How many times have you asked your child to apologize to someone else for his or her behavior?
“David, please tell Sarah that you are sorry for hitting her.”
“Julie, please go and apologize to Emily for being mean.”
I’m sure that we could all think of a million examples of times that we’ve had to encourage our children to say “I’m sorry” for hurting someone else either physically or emotionally.
Yet, is the apology really effective? Does it work if we have to encourage it?
The Anatomy of an Effective Apology
According to Karen Cerulo, a professor of sociology at Rutgers University, a successful apology has three guiding principles.
- Don’t wait – Apologies are more effective if they happen right away. Don’t wait to have your child provide one.
- Apologize for your behavior, not for what people thought – In other words, saying that I’m sorry that you misunderstood me doesn’t really help. The apology should be for what was done, not what others might have thought about it.
- Don’t give context – No, seriously, it doesn’t matter to the other person what else was going on in your life.
Cerulo also encourages the apologizer to identify the victim at the start of the apology, express remorse, and then look to make some kind of restitution.
We also know that apologies are more powerful when there is a perceived loss on the part of the person apologizing. That loss might be financial but is more likely to be a commitment to a change in behavior.
An effective apology then is really complicated. Each step of Cerulo’s effective apology seems like an awfully complicated skill for a middle schooler, let alone a toddler. So what do we do help our kids learn to apologize?

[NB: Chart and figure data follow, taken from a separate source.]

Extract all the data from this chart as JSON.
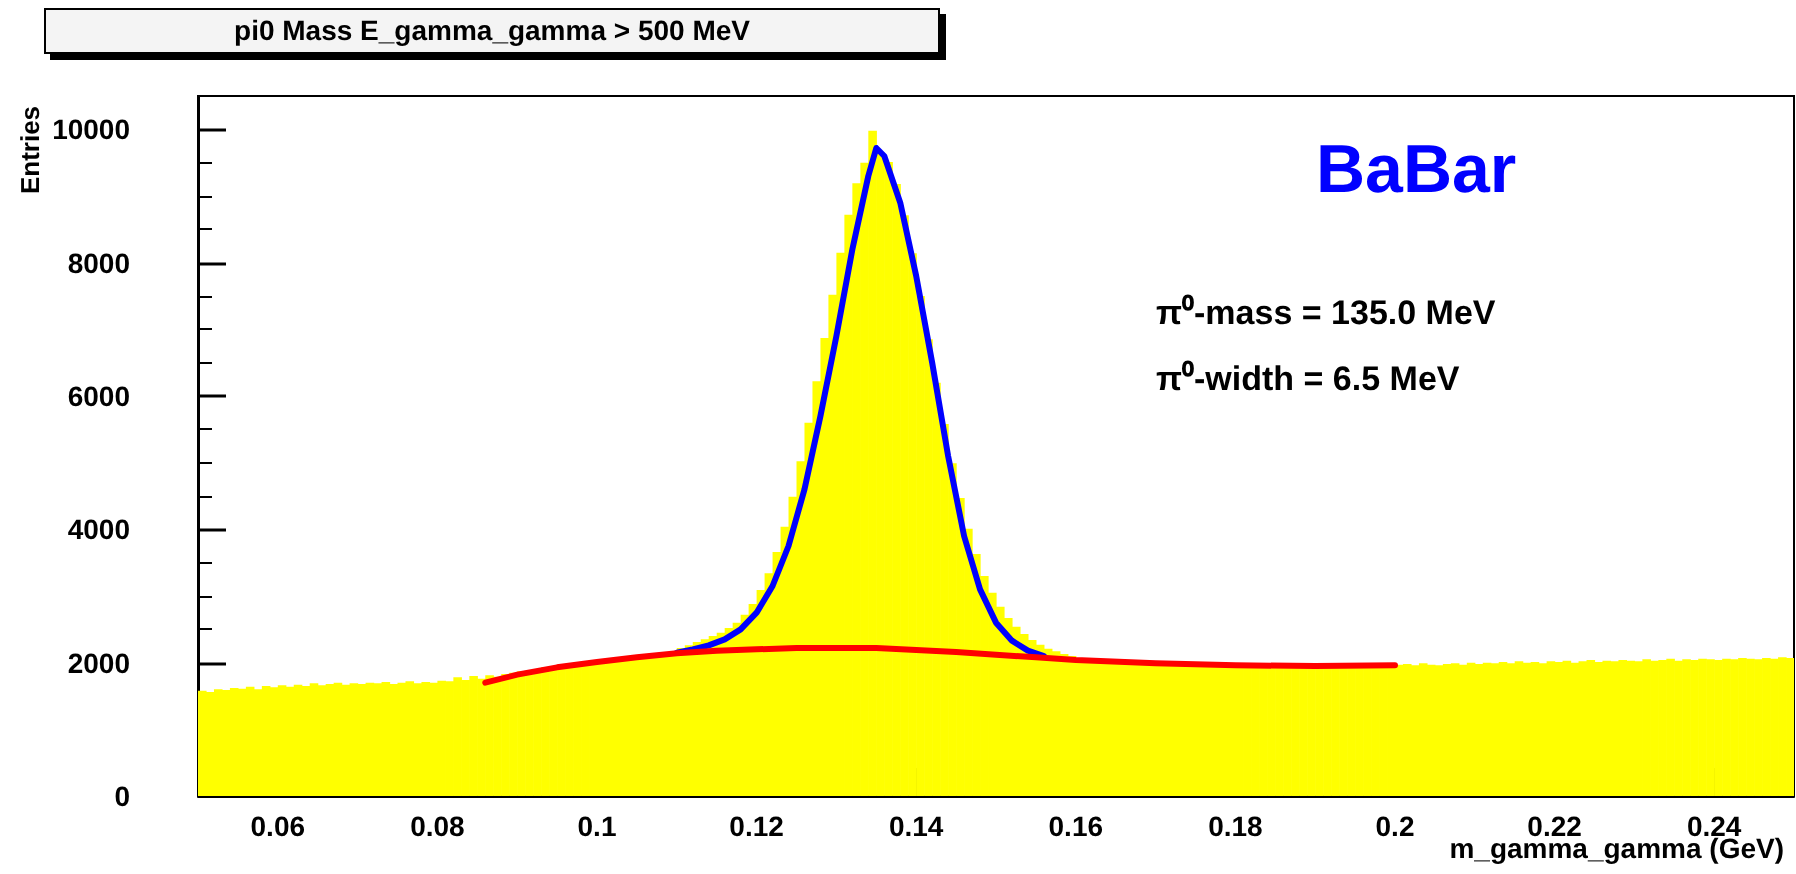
{
  "chart_data": {
    "type": "histogram",
    "title": "pi0 Mass E_gamma_gamma > 500 MeV",
    "xlabel": "m_gamma_gamma (GeV)",
    "ylabel": "Entries",
    "annotations": [
      "BaBar",
      "π⁰-mass = 135.0 MeV",
      "π⁰-width = 6.5 MeV"
    ],
    "color": "#ffff00",
    "bins": [
      0.05,
      0.051,
      0.052,
      0.053,
      0.054,
      0.055,
      0.056,
      0.057,
      0.058,
      0.059,
      0.06,
      0.061,
      0.062,
      0.063,
      0.064,
      0.065,
      0.066,
      0.067,
      0.068,
      0.069,
      0.07,
      0.071,
      0.072,
      0.073,
      0.074,
      0.075,
      0.076,
      0.077,
      0.078,
      0.079,
      0.08,
      0.081,
      0.082,
      0.083,
      0.084,
      0.085,
      0.086,
      0.087,
      0.088,
      0.089,
      0.09,
      0.091,
      0.092,
      0.093,
      0.094,
      0.095,
      0.096,
      0.097,
      0.098,
      0.099,
      0.1,
      0.101,
      0.102,
      0.103,
      0.104,
      0.105,
      0.106,
      0.107,
      0.108,
      0.109,
      0.11,
      0.111,
      0.112,
      0.113,
      0.114,
      0.115,
      0.116,
      0.117,
      0.118,
      0.119,
      0.12,
      0.121,
      0.122,
      0.123,
      0.124,
      0.125,
      0.126,
      0.127,
      0.128,
      0.129,
      0.13,
      0.131,
      0.132,
      0.133,
      0.134,
      0.135,
      0.136,
      0.137,
      0.138,
      0.139,
      0.14,
      0.141,
      0.142,
      0.143,
      0.144,
      0.145,
      0.146,
      0.147,
      0.148,
      0.149,
      0.15,
      0.151,
      0.152,
      0.153,
      0.154,
      0.155,
      0.156,
      0.157,
      0.158,
      0.159,
      0.16,
      0.161,
      0.162,
      0.163,
      0.164,
      0.165,
      0.166,
      0.167,
      0.168,
      0.169,
      0.17,
      0.171,
      0.172,
      0.173,
      0.174,
      0.175,
      0.176,
      0.177,
      0.178,
      0.179,
      0.18,
      0.181,
      0.182,
      0.183,
      0.184,
      0.185,
      0.186,
      0.187,
      0.188,
      0.189,
      0.19,
      0.191,
      0.192,
      0.193,
      0.194,
      0.195,
      0.196,
      0.197,
      0.198,
      0.199,
      0.2,
      0.201,
      0.202,
      0.203,
      0.204,
      0.205,
      0.206,
      0.207,
      0.208,
      0.209,
      0.21,
      0.211,
      0.212,
      0.213,
      0.214,
      0.215,
      0.216,
      0.217,
      0.218,
      0.219,
      0.22,
      0.221,
      0.222,
      0.223,
      0.224,
      0.225,
      0.226,
      0.227,
      0.228,
      0.229,
      0.23,
      0.231,
      0.232,
      0.233,
      0.234,
      0.235,
      0.236,
      0.237,
      0.238,
      0.239,
      0.24,
      0.241,
      0.242,
      0.243,
      0.244,
      0.245,
      0.246,
      0.247,
      0.248,
      0.249,
      0.25
    ],
    "values": [
      1580,
      1560,
      1600,
      1590,
      1620,
      1610,
      1640,
      1600,
      1650,
      1630,
      1660,
      1640,
      1670,
      1650,
      1690,
      1660,
      1680,
      1700,
      1670,
      1690,
      1680,
      1700,
      1690,
      1710,
      1680,
      1700,
      1720,
      1690,
      1710,
      1700,
      1730,
      1720,
      1780,
      1740,
      1800,
      1760,
      1810,
      1790,
      1830,
      1850,
      1870,
      1860,
      1900,
      1930,
      1910,
      1950,
      1940,
      1980,
      1960,
      1990,
      2010,
      2030,
      2040,
      2060,
      2050,
      2080,
      2090,
      2110,
      2120,
      2140,
      2220,
      2260,
      2310,
      2350,
      2400,
      2450,
      2520,
      2600,
      2720,
      2880,
      3090,
      3340,
      3660,
      4040,
      4490,
      5020,
      5600,
      6220,
      6870,
      7520,
      8150,
      8720,
      9190,
      9500,
      9980,
      9650,
      9510,
      9180,
      8710,
      8140,
      7500,
      6850,
      6200,
      5580,
      4990,
      4470,
      4010,
      3630,
      3300,
      3050,
      2840,
      2670,
      2540,
      2430,
      2340,
      2270,
      2210,
      2170,
      2130,
      2100,
      2060,
      2040,
      2050,
      2030,
      2010,
      2030,
      2000,
      2010,
      1990,
      2000,
      1990,
      2000,
      1980,
      1970,
      1990,
      1960,
      1980,
      1970,
      1960,
      1970,
      1960,
      1950,
      1970,
      1950,
      1960,
      1940,
      1960,
      1950,
      1970,
      1950,
      1960,
      1980,
      1950,
      1970,
      1960,
      1950,
      1970,
      1960,
      1980,
      1960,
      1970,
      1980,
      1960,
      1990,
      1970,
      1960,
      1980,
      1990,
      1970,
      2000,
      1980,
      2000,
      1990,
      2010,
      1990,
      2020,
      2000,
      2010,
      1990,
      2020,
      2010,
      2030,
      2000,
      2020,
      2040,
      2010,
      2030,
      2020,
      2040,
      2030,
      2020,
      2050,
      2030,
      2040,
      2060,
      2030,
      2050,
      2040,
      2060,
      2050,
      2040,
      2060,
      2050,
      2070,
      2060,
      2050,
      2070,
      2060,
      2080,
      2070
    ],
    "series": [
      {
        "type": "line",
        "color": "#0000ff",
        "x": [
          0.11,
          0.112,
          0.114,
          0.116,
          0.118,
          0.12,
          0.122,
          0.124,
          0.126,
          0.128,
          0.13,
          0.132,
          0.134,
          0.135,
          0.136,
          0.138,
          0.14,
          0.142,
          0.144,
          0.146,
          0.148,
          0.15,
          0.152,
          0.154,
          0.156
        ],
        "values": [
          2150,
          2200,
          2260,
          2350,
          2500,
          2750,
          3150,
          3750,
          4600,
          5700,
          6900,
          8200,
          9300,
          9720,
          9600,
          8900,
          7800,
          6500,
          5100,
          3900,
          3100,
          2600,
          2330,
          2180,
          2100
        ]
      },
      {
        "type": "line",
        "color": "#ff0000",
        "x": [
          0.086,
          0.09,
          0.095,
          0.1,
          0.105,
          0.11,
          0.115,
          0.12,
          0.125,
          0.13,
          0.135,
          0.14,
          0.145,
          0.15,
          0.155,
          0.16,
          0.17,
          0.18,
          0.19,
          0.2
        ],
        "values": [
          1700,
          1820,
          1930,
          2010,
          2080,
          2140,
          2180,
          2200,
          2220,
          2220,
          2220,
          2190,
          2160,
          2120,
          2080,
          2040,
          1990,
          1960,
          1950,
          1960
        ]
      }
    ],
    "xlim": [
      0.05,
      0.25
    ],
    "ylim": [
      0,
      10500
    ],
    "xticks": [
      0.06,
      0.08,
      0.1,
      0.12,
      0.14,
      0.16,
      0.18,
      0.2,
      0.22,
      0.24
    ],
    "yticks": [
      0,
      2000,
      4000,
      6000,
      8000,
      10000
    ]
  }
}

Getting Our Kids to Apologize
Apologies seem to require a great deal of empathy and understanding of the impact of our behavior on another person. And empathy is definitely something that we want to build on and encourage in our children, but it doesn’t happen naturally. Here are some ideas to help you build your child’s apology skills:
Bring Yourself to Eye Level
Our size can be a big disadvantage when we are working on getting a child to apologize. Shrinking yourself down to their eye level helps you connect with them and provides some comfort in an uncomfortable situation. Don’t forget to use a calm, quiet voice – your tone and volume can help deal with the potential embarrassment.
Identify the Emotion
Empathy requires understanding how the other person feels. Some kids may need coaching to see facial expressions and body language that indicate sadness or fear. Help your child find the words to understand what the other child is feeling. You can prime your child for this by building up their emotional vocabulary (insert link).
Review What Happened
Go back over the events with an emphasis on connecting the behaviors to the feelings that you just uncovered. The key here is to show cause and effect between behavior and emotions.

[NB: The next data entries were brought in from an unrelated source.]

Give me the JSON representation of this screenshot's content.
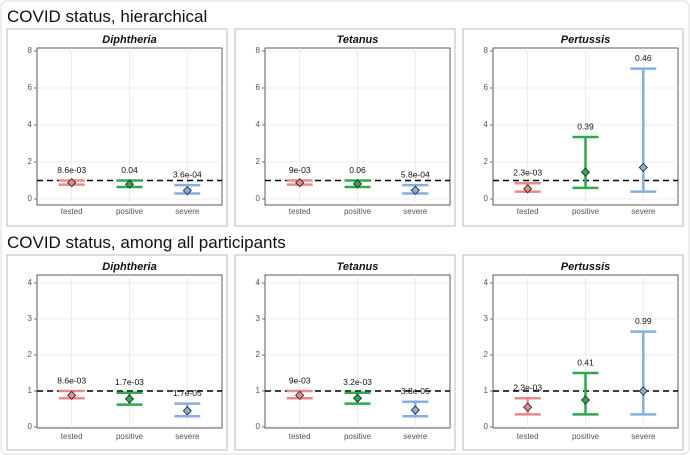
{
  "section_titles": [
    "COVID status, hierarchical",
    "COVID status, among all participants"
  ],
  "chart_data": [
    {
      "type": "errorbar",
      "title": "Diphtheria",
      "categories": [
        "tested",
        "positive",
        "severe"
      ],
      "colors": [
        "#e8898a",
        "#2fa84f",
        "#86aee0"
      ],
      "values": [
        0.88,
        0.8,
        0.45
      ],
      "lower": [
        0.78,
        0.65,
        0.3
      ],
      "upper": [
        1.0,
        1.0,
        0.75
      ],
      "annotations": [
        "8.6e-03",
        "0.04",
        "3.6e-04"
      ],
      "ylim": [
        0,
        8
      ],
      "yticks": [
        0,
        2,
        4,
        6,
        8
      ],
      "hline": 1,
      "grid": true
    },
    {
      "type": "errorbar",
      "title": "Tetanus",
      "categories": [
        "tested",
        "positive",
        "severe"
      ],
      "colors": [
        "#e8898a",
        "#2fa84f",
        "#86aee0"
      ],
      "values": [
        0.88,
        0.82,
        0.47
      ],
      "lower": [
        0.78,
        0.65,
        0.3
      ],
      "upper": [
        1.0,
        1.0,
        0.75
      ],
      "annotations": [
        "9e-03",
        "0.06",
        "5.8e-04"
      ],
      "ylim": [
        0,
        8
      ],
      "yticks": [
        0,
        2,
        4,
        6,
        8
      ],
      "hline": 1,
      "grid": true
    },
    {
      "type": "errorbar",
      "title": "Pertussis",
      "categories": [
        "tested",
        "positive",
        "severe"
      ],
      "colors": [
        "#e8898a",
        "#2fa84f",
        "#86aee0"
      ],
      "values": [
        0.55,
        1.45,
        1.7
      ],
      "lower": [
        0.4,
        0.6,
        0.4
      ],
      "upper": [
        0.85,
        3.35,
        7.05
      ],
      "annotations": [
        "2.3e-03",
        "0.39",
        "0.46"
      ],
      "ylim": [
        0,
        8
      ],
      "yticks": [
        0,
        2,
        4,
        6,
        8
      ],
      "hline": 1,
      "grid": true
    },
    {
      "type": "errorbar",
      "title": "Diphtheria",
      "categories": [
        "tested",
        "positive",
        "severe"
      ],
      "colors": [
        "#e8898a",
        "#2fa84f",
        "#86aee0"
      ],
      "values": [
        0.88,
        0.78,
        0.45
      ],
      "lower": [
        0.8,
        0.62,
        0.3
      ],
      "upper": [
        1.0,
        0.95,
        0.65
      ],
      "annotations": [
        "8.6e-03",
        "1.7e-03",
        "1.7e-05"
      ],
      "ylim": [
        0,
        4
      ],
      "yticks": [
        0,
        1,
        2,
        3,
        4
      ],
      "hline": 1,
      "grid": true
    },
    {
      "type": "errorbar",
      "title": "Tetanus",
      "categories": [
        "tested",
        "positive",
        "severe"
      ],
      "colors": [
        "#e8898a",
        "#2fa84f",
        "#86aee0"
      ],
      "values": [
        0.88,
        0.8,
        0.47
      ],
      "lower": [
        0.8,
        0.65,
        0.3
      ],
      "upper": [
        1.0,
        0.95,
        0.7
      ],
      "annotations": [
        "9e-03",
        "3.2e-03",
        "3.8e-05"
      ],
      "ylim": [
        0,
        4
      ],
      "yticks": [
        0,
        1,
        2,
        3,
        4
      ],
      "hline": 1,
      "grid": true
    },
    {
      "type": "errorbar",
      "title": "Pertussis",
      "categories": [
        "tested",
        "positive",
        "severe"
      ],
      "colors": [
        "#e8898a",
        "#2fa84f",
        "#86aee0"
      ],
      "values": [
        0.55,
        0.75,
        1.0
      ],
      "lower": [
        0.35,
        0.35,
        0.35
      ],
      "upper": [
        0.8,
        1.5,
        2.65
      ],
      "annotations": [
        "2.3e-03",
        "0.41",
        "0.99"
      ],
      "ylim": [
        0,
        4
      ],
      "yticks": [
        0,
        1,
        2,
        3,
        4
      ],
      "hline": 1,
      "grid": true
    }
  ]
}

Put the Shoe on the Other Foot
Once the action is connected to the feeling, you need them to think about if they would be ok experiencing that behavior and its connected feeling. “How would you feel if they took the truck? Would you be upset?” This connection can help the better build the sense of empathy that we want to have in place.
Give Them Space to Say Something
Rather than putting words in their mouth, give them the opportunity to say something that they feel and mean. For kids who have developed the skill to appropriately apologize, they will when given the opportunity. For others, you can encourage them to check on how the other child is feeling and ask if they can help them somehow. You can also share that when people are mean or hurt another person, they say I’m sorry to let the other person feel better and to share that they won’t do it again.” This coaching can help them put the apology into their own words which is much more effective than you dictating the apology.
Accentuate the Positive
Don’t forget to spend time catching your child doing good. “I like how you are using your words; Good job sharing your toys.” You want to emphasize the prosocial behavior and provide attention to encourage it to happen more often.
Just because we are adults doesn’t mean that we aren’t also obligated to apologize. When you do this in front of your children, they learn that this is acceptable and appropriate behavior for everyone. You can even use a template for an apology that calls out the processing that you are doing with your child:
I’m sorry for (whatever the behavior was)
This is wrong because (how did I hurt your feelings).
In the future, I will (show restitution and remorse)
Put each of these steps together and you will start to feel less like an apology enforcer and more like an empathy encourager.